GO term cluster identifies the proteasome as prime RNAi target gene
We tried to identify common properties of our identified RNAi targets, because this information might help identifying novel RNAi targets in species less amenable to large scale screens. We first analyzed the adult body expression levels in Tribolium and compared them to their Drosophila orthologs [27]. A striking pattern was not found apart from generally high expression of the Drosophila orthologs, which was specifically true for the central nervous system (Additional file 2: Figure S3 M).

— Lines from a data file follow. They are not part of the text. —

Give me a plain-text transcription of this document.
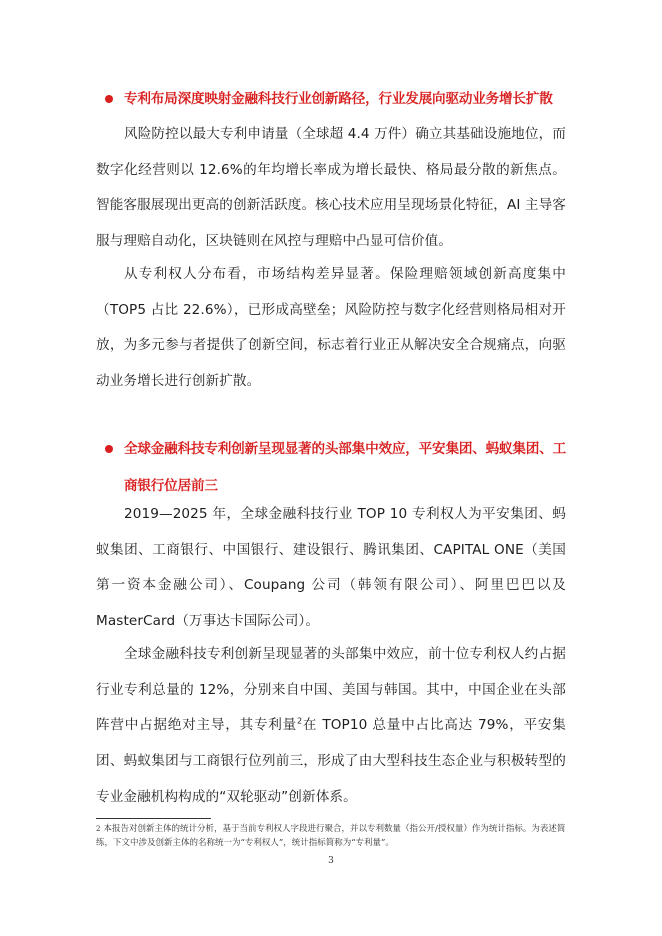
专利布局深度映射金融科技行业创新路径，行业发展向驱动业务增长扩散

风险防控以最大专利申请量（全球超 4.4 万件）确立其基础设施地位，而数字化经营则以 12.6%的年均增长率成为增长最快、格局最分散的新焦点。智能客服展现出更高的创新活跃度。核心技术应用呈现场景化特征，AI 主导客服与理赔自动化，区块链则在风控与理赔中凸显可信价值。

从专利权人分布看，市场结构差异显著。保险理赔领域创新高度集中（TOP5 占比 22.6%），已形成高壁垒；风险防控与数字化经营则格局相对开放，为多元参与者提供了创新空间，标志着行业正从解决安全合规痛点，向驱动业务增长进行创新扩散。

全球金融科技专利创新呈现显著的头部集中效应，平安集团、蚂蚁集团、工商银行位居前三

2019—2025 年，全球金融科技行业 TOP 10 专利权人为平安集团、蚂蚁集团、工商银行、中国银行、建设银行、腾讯集团、CAPITAL ONE（美国第一资本金融公司）、Coupang 公司（韩领有限公司）、阿里巴巴以及 MasterCard（万事达卡国际公司）。

全球金融科技专利创新呈现显著的头部集中效应，前十位专利权人约占据行业专利总量的 12%，分别来自中国、美国与韩国。其中，中国企业在头部阵营中占据绝对主导，其专利量$^2$在 TOP10 总量中占比高达 79%，平安集团、蚂蚁集团与工商银行位列前三，形成了由大型科技生态企业与积极转型的专业金融机构构成的“双轮驱动”创新体系。

$^2$ 本报告对创新主体的统计分析，基于当前专利权人字段进行聚合，并以专利数量（指公开/授权量）作为统计指标。为表述简练，下文中涉及创新主体的名称统一为“专利权人”，统计指标简称为“专利量”。
3
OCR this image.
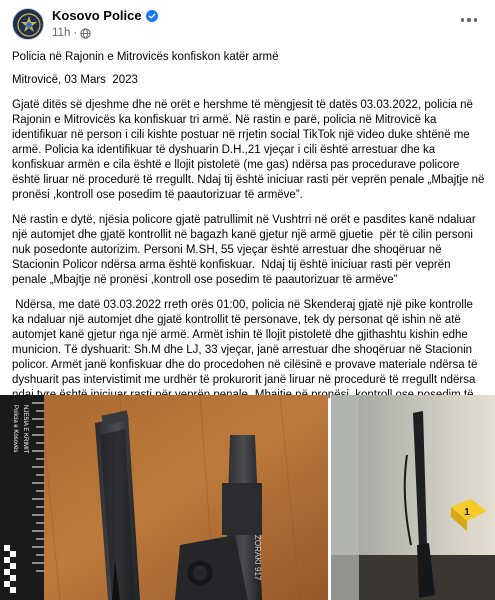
Kosovo Police
11h ·

Policia në Rajonin e Mitrovicës konfiskon katër armë

Mitrovicë, 03 Mars  2023

Gjatë ditës së djeshme dhe në orët e hershme të mëngjesit të datës 03.03.2022, policia në Rajonin e Mitrovicës ka konfiskuar tri armë. Në rastin e parë, policia në Mitrovicë ka identifikuar në person i cili kishte postuar në rrjetin social TikTok një video duke shtënë me armë. Policia ka identifikuar të dyshuarin D.H.,21 vjeçar i cili është arrestuar dhe ka  konfiskuar armën e cila është e llojit pistoletë (me gas) ndërsa pas procedurave policore është liruar në procedurë të rregullt. Ndaj tij është iniciuar rasti për veprën penale „Mbajtje në pronësi ,kontroll ose posedim të paautorizuar të armëve”.

Në rastin e dytë, njësia policore gjatë patrullimit në Vushtrri në orët e pasdites kanë ndaluar një automjet dhe gjatë kontrollit në bagazh kanë gjetur një armë gjuetie  për të cilin personi nuk posedonte autorizim. Personi M.SH, 55 vjeçar është arrestuar dhe shoqëruar në Stacionin Policor ndërsa arma është konfiskuar.  Ndaj tij është iniciuar rasti për veprën penale „Mbajtje në pronësi ,kontroll ose posedim të paautorizuar të armëve”

Ndërsa, me datë 03.03.2022 rreth orës 01:00, policia në Skenderaj gjatë një pike kontrolle ka ndaluar një automjet dhe gjatë kontrollit të personave, tek dy personat që ishin në atë automjet kanë gjetur nga një armë. Armët ishin të llojit pistoletë dhe gjithashtu kishin edhe municion. Të dyshuarit: Sh.M dhe LJ, 33 vjeçar, janë arrestuar dhe shoqëruar në Stacionin policor. Armët janë konfiskuar dhe do procedohen në cilësinë e provave materiale ndërsa të dyshuarit pas intervistimit me urdhër të prokurorit janë liruar në procedurë të rregullt ndërsa

Policia e Kosovës NJESIA E KRIMIT
ZORAKI 917
1
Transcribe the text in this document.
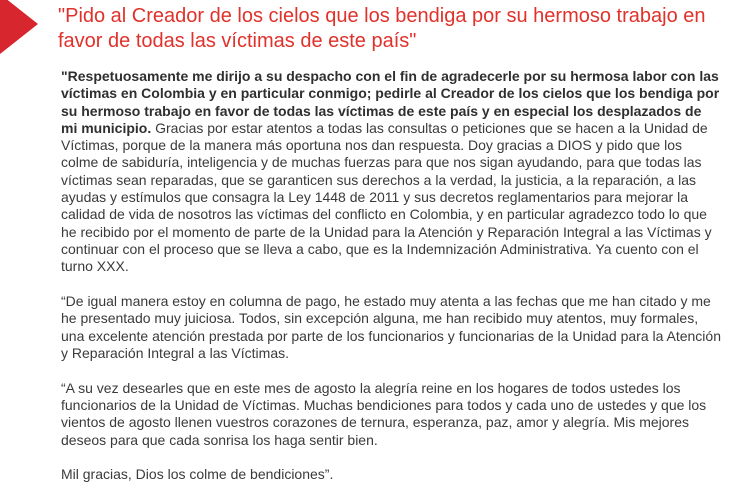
"Pido al Creador de los cielos que los bendiga por su hermoso trabajo en favor de todas las víctimas de este país"

"Respetuosamente me dirijo a su despacho con el fin de agradecerle por su hermosa labor con las víctimas en Colombia y en particular conmigo; pedirle al Creador de los cielos que los bendiga por su hermoso trabajo en favor de todas las víctimas de este país y en especial los desplazados de mi municipio. Gracias por estar atentos a todas las consultas o peticiones que se hacen a la Unidad de Víctimas, porque de la manera más oportuna nos dan respuesta. Doy gracias a DIOS y pido que los colme de sabiduría, inteligencia y de muchas fuerzas para que nos sigan ayudando, para que todas las víctimas sean reparadas, que se garanticen sus derechos a la verdad, la justicia, a la reparación, a las ayudas y estímulos que consagra la Ley 1448 de 2011 y sus decretos reglamentarios para mejorar la calidad de vida de nosotros las víctimas del conflicto en Colombia, y en particular agradezco todo lo que he recibido por el momento de parte de la Unidad para la Atención y Reparación Integral a las Víctimas y continuar con el proceso que se lleva a cabo, que es la Indemnización Administrativa. Ya cuento con el turno XXX.

“De igual manera estoy en columna de pago, he estado muy atenta a las fechas que me han citado y me he presentado muy juiciosa. Todos, sin excepción alguna, me han recibido muy atentos, muy formales, una excelente atención prestada por parte de los funcionarios y funcionarias de la Unidad para la Atención y Reparación Integral a las Víctimas.

“A su vez desearles que en este mes de agosto la alegría reine en los hogares de todos ustedes los funcionarios de la Unidad de Víctimas. Muchas bendiciones para todos y cada uno de ustedes y que los vientos de agosto llenen vuestros corazones de ternura, esperanza, paz, amor y alegría. Mis mejores deseos para que cada sonrisa los haga sentir bien.

Mil gracias, Dios los colme de bendiciones”.
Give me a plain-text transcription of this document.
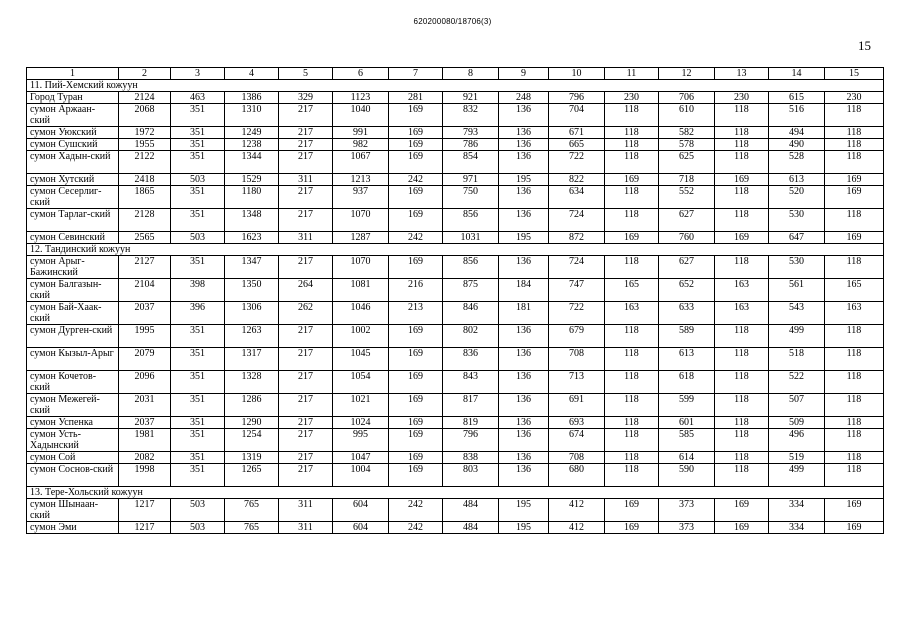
620200080/18706(3)
15
1	2	3	4	5	6	7	8	9	10	11	12	13	14	15
11. Пий-Хемский кожуун														
Город Туран	2124	463	1386	329	1123	281	921	248	796	230	706	230	615	230
сумон Аржаан-ский	2068	351	1310	217	1040	169	832	136	704	118	610	118	516	118
сумон Уюкский	1972	351	1249	217	991	169	793	136	671	118	582	118	494	118
сумон Сушский	1955	351	1238	217	982	169	786	136	665	118	578	118	490	118
сумон Хадын-ский	2122	351	1344	217	1067	169	854	136	722	118	625	118	528	118
сумон Хутский	2418	503	1529	311	1213	242	971	195	822	169	718	169	613	169
сумон Сесерлиг-ский	1865	351	1180	217	937	169	750	136	634	118	552	118	520	169
сумон Тарлаг-ский	2128	351	1348	217	1070	169	856	136	724	118	627	118	530	118
сумон Севинский	2565	503	1623	311	1287	242	1031	195	872	169	760	169	647	169
12. Тандинский кожуун														
сумон Арыг-Бажинский	2127	351	1347	217	1070	169	856	136	724	118	627	118	530	118
сумон Балгазын-ский	2104	398	1350	264	1081	216	875	184	747	165	652	163	561	165
сумон Бай-Хаак-ский	2037	396	1306	262	1046	213	846	181	722	163	633	163	543	163
сумон Дурген-ский	1995	351	1263	217	1002	169	802	136	679	118	589	118	499	118
сумон Кызыл-Арыг	2079	351	1317	217	1045	169	836	136	708	118	613	118	518	118
сумон Кочетов-ский	2096	351	1328	217	1054	169	843	136	713	118	618	118	522	118
сумон Межегей-ский	2031	351	1286	217	1021	169	817	136	691	118	599	118	507	118
сумон Успенка	2037	351	1290	217	1024	169	819	136	693	118	601	118	509	118
сумон Усть-Хадынский	1981	351	1254	217	995	169	796	136	674	118	585	118	496	118
сумон Сой	2082	351	1319	217	1047	169	838	136	708	118	614	118	519	118
сумон Соснов-ский	1998	351	1265	217	1004	169	803	136	680	118	590	118	499	118
13. Тере-Хольский кожуун														
сумон Шынаан-ский	1217	503	765	311	604	242	484	195	412	169	373	169	334	169
сумон Эми	1217	503	765	311	604	242	484	195	412	169	373	169	334	169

Next, we searched for GO term clusters of the top 11 and top 40 RNAi targets [28, 29] using Drosophila melanogaster GO term annotations as the background. The clustering of the 40 RNAi target genes resulted in 10 clusters (Additional file 2: Figure S4). In order to test, in how far these GO terms are predictive, we identified 1328 Drosophila genes sharing the same GO term combinations of at least one of these clusters. For those, we determined the respective Tribolium orthologs and found that 502 of them had by chance been included in the iBeetle screen. Almost all novel genes identified by GO term combinations of cluster 1 and 2 (GO terms related to proteasome function) showed a strong lethality in the iBeetle screen (≥70 % after pupal or larval injection; Fig. 3b, c). Cluster 7 (GO terms related to cytoskeleton organization) represented the third-best cluster with 37 of 66 novel genes showing lethality in the screen (Fig. 3b, c). The clustering of the top 11 RNAi target genes did not result in clusters, which were able to predict novel RNAi target genes, which could be due to the low number of input genes, which makes statistical analysis challenging (not shown). Taken together, this analysis reveals GO term combinations that are predictive for potential RNAi target genes and reveal the proteasome as prime target for RNAi based insecticides.